I think you need to look at these factors in total to determine what is the optimum approach to create world class companies in the future.

Just taking a chinese worker vs. a US worker, and making a blanket statement that the Chinese are smarter and cheaper and therefore better is not the right approach to creating world class US companies in my view, because hiring the chinese worker in China removes some of the value add of items 1-4 (the good things) on my list above. Hiring offshore workers shifts the capex market offshore, we have seen this with Intel and their shrinking ASPs. Sure Intel gets a one time benefit of a cheap worker, but we as a nation lose our expensive long term investment in IP. Is that wise? Maybe for Carly Fiorina and her quarter by quarter perspective but not for the US technology industry as a whole, it seems to me. Juniper networks might be an american company, but I can almost guarantee you the next Juniper will be indian, unless Juniper R&D gets moved back to the US.
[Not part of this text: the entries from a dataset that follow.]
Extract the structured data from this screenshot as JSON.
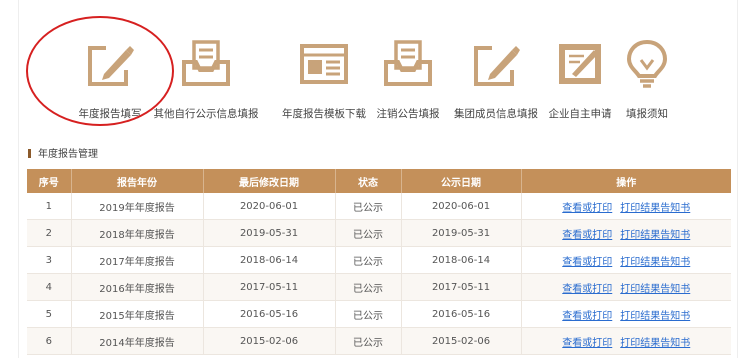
{
  "colors": {
    "icon": "#c8a37a",
    "header_bg": "#c4905a",
    "annotation": "#d62020",
    "link": "#2a6ccf"
  },
  "nav": [
    {
      "label": "年度报告填写",
      "icon": "edit-doc-icon"
    },
    {
      "label": "其他自行公示信息填报",
      "icon": "tray-doc-icon"
    },
    {
      "label": "年度报告模板下载",
      "icon": "template-icon"
    },
    {
      "label": "注销公告填报",
      "icon": "tray-doc-icon"
    },
    {
      "label": "集团成员信息填报",
      "icon": "edit-doc-icon"
    },
    {
      "label": "企业自主申请",
      "icon": "signed-doc-icon"
    },
    {
      "label": "填报须知",
      "icon": "lightbulb-icon"
    }
  ],
  "section": {
    "title": "年度报告管理"
  },
  "table": {
    "headers": [
      "序号",
      "报告年份",
      "最后修改日期",
      "状态",
      "公示日期",
      "操作"
    ],
    "rows": [
      {
        "no": "1",
        "year": "2019年年度报告",
        "modified": "2020-06-01",
        "status": "已公示",
        "published": "2020-06-01"
      },
      {
        "no": "2",
        "year": "2018年年度报告",
        "modified": "2019-05-31",
        "status": "已公示",
        "published": "2019-05-31"
      },
      {
        "no": "3",
        "year": "2017年年度报告",
        "modified": "2018-06-14",
        "status": "已公示",
        "published": "2018-06-14"
      },
      {
        "no": "4",
        "year": "2016年年度报告",
        "modified": "2017-05-11",
        "status": "已公示",
        "published": "2017-05-11"
      },
      {
        "no": "5",
        "year": "2015年年度报告",
        "modified": "2016-05-16",
        "status": "已公示",
        "published": "2016-05-16"
      },
      {
        "no": "6",
        "year": "2014年年度报告",
        "modified": "2015-02-06",
        "status": "已公示",
        "published": "2015-02-06"
      }
    ],
    "actions": {
      "view": "查看或打印",
      "print_notice": "打印结果告知书"
    }
  }
}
We keep coming back to this argument that chinese and indian engineers are better/smarter/faster. But even after temporary work visa cap cuts, there are still more work visas available than employers want to use these days. To me this means the offshore talent is no so much smarter than local staff as to merit a work visa. What this says to me is that the staff isn't so much better but cheaper. Well, anywhere is cheaper than here, does that mean US multinationals should be allowed to shift their entire workforces to Bermuda to avoid taxes?

As far as protectionism is concerned I don't think anybody is advocating that. Otoh we don't have a totally free market wrt labor in the US anyway, so congress could very easily say that tech products that are sold here have to be engineered here, in the US, similar to the laws they use for japanese car imports. I don't know. I know that Juniper just got the US govt contract for Gig-BE and spending my tax dollars to hire some indian engineers doesn't make me happy at all. That contract should be reevaluated and given to Cisco imho.